Todas las noches salgo a caminar desnudo, con los pies helados que van dejando huellas de sangre sobre el asfalto de lija. En alguno de mis recorridos me he encontrado con ella, también desnuda, rezándole a la luna con un fervor de antena parabólica. Sus modales ni los conozco porque nunca me saluda, pero siempre va con una sonrisa que disimula la tristeza de la obscuridad.
A pesar de coincidir de vez en cuando no he podido preguntarle su nombre.

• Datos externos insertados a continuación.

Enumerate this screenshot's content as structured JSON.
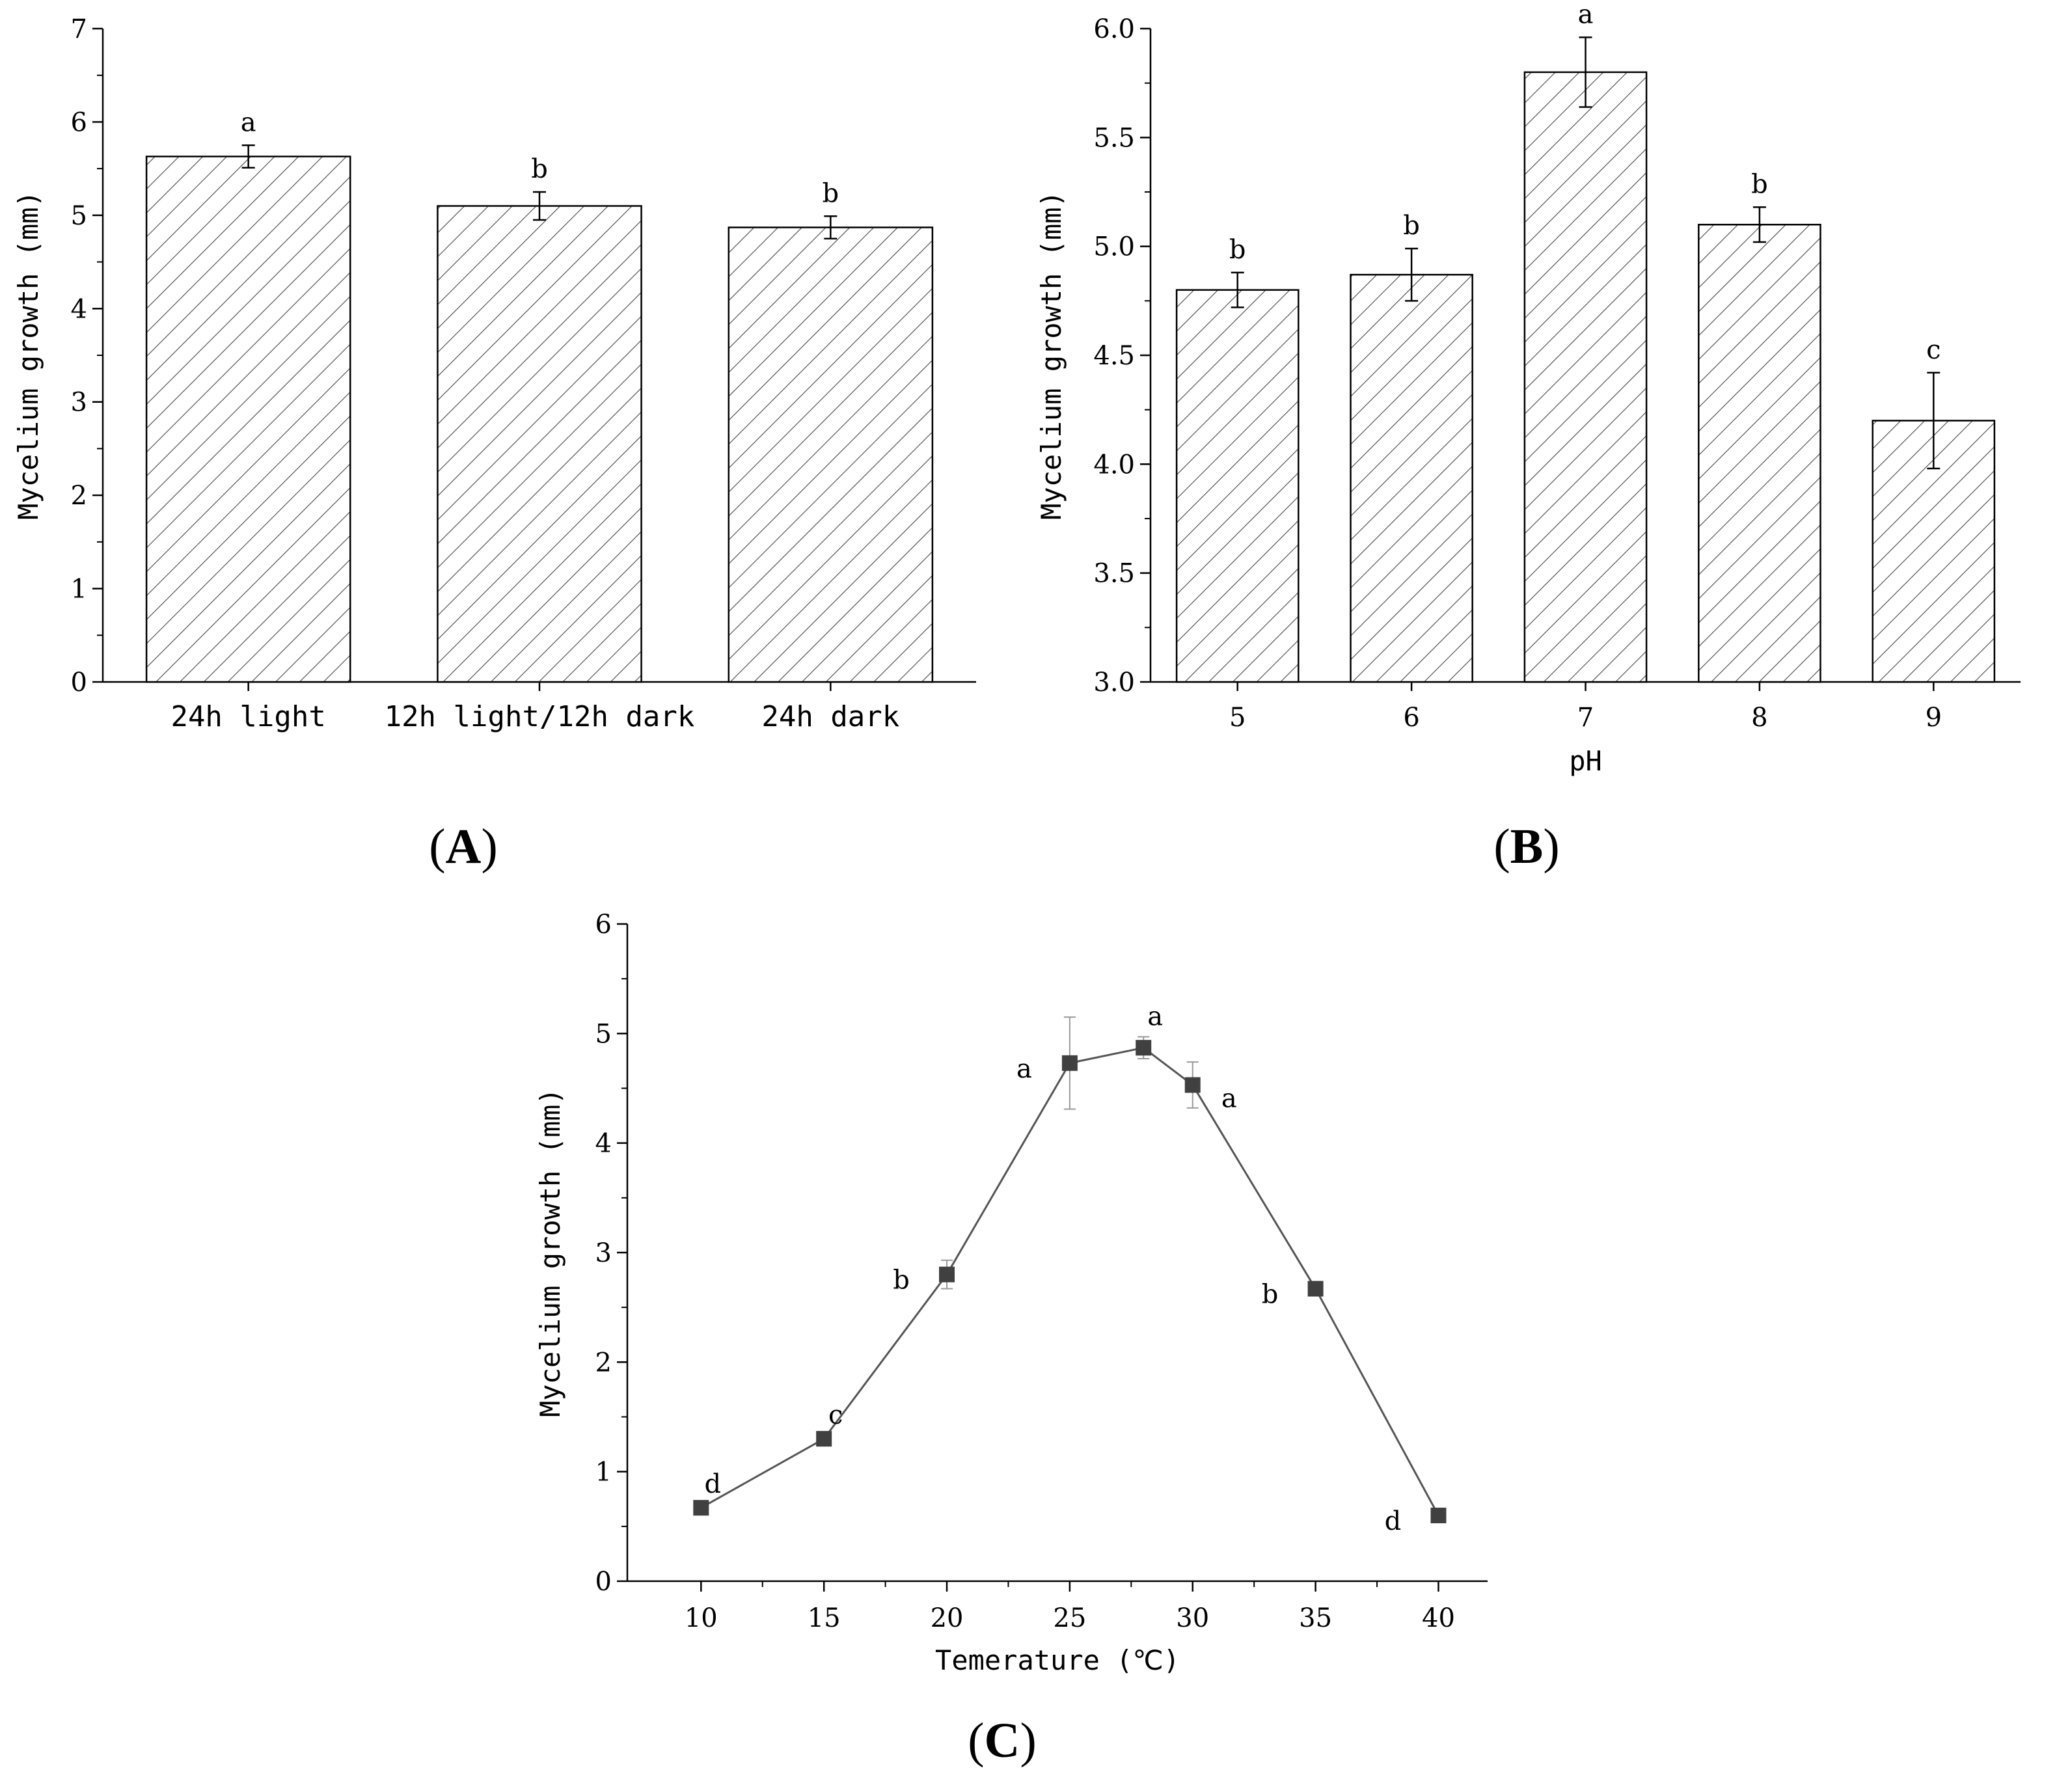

He llegado a pensar que está muerta y que deambula por las calles en busca de algún letrero luminoso que le alumbre su silencio.
Conforme avanzan las horas, la noche empieza a llegarle al cuello y ella avanza entre las calles con más lentitud. Yo por mi parte me sostengo de los aparadores que son como goteras luminosas que electrizan mis insomnes pupilas y que ayudan a mirar con mayor sobriedad las cicatrices de los edificios.
Poco a poco una mancha lechosa se apodera del cielo y avanza en forma de nubes encima de las azoteas adormiladas y llenas de rocío. Una que otra luz sigue despierta a mitad de la madrugada y remarca las siluetas de dos amantes que se pierden entre cristales empañados.
A estas alturas mis pies han dejado de ser dos pedazos de carne que escurren en el pavimento y se convierten en pinceles de tinta china que dibujan la estela de la desconocida.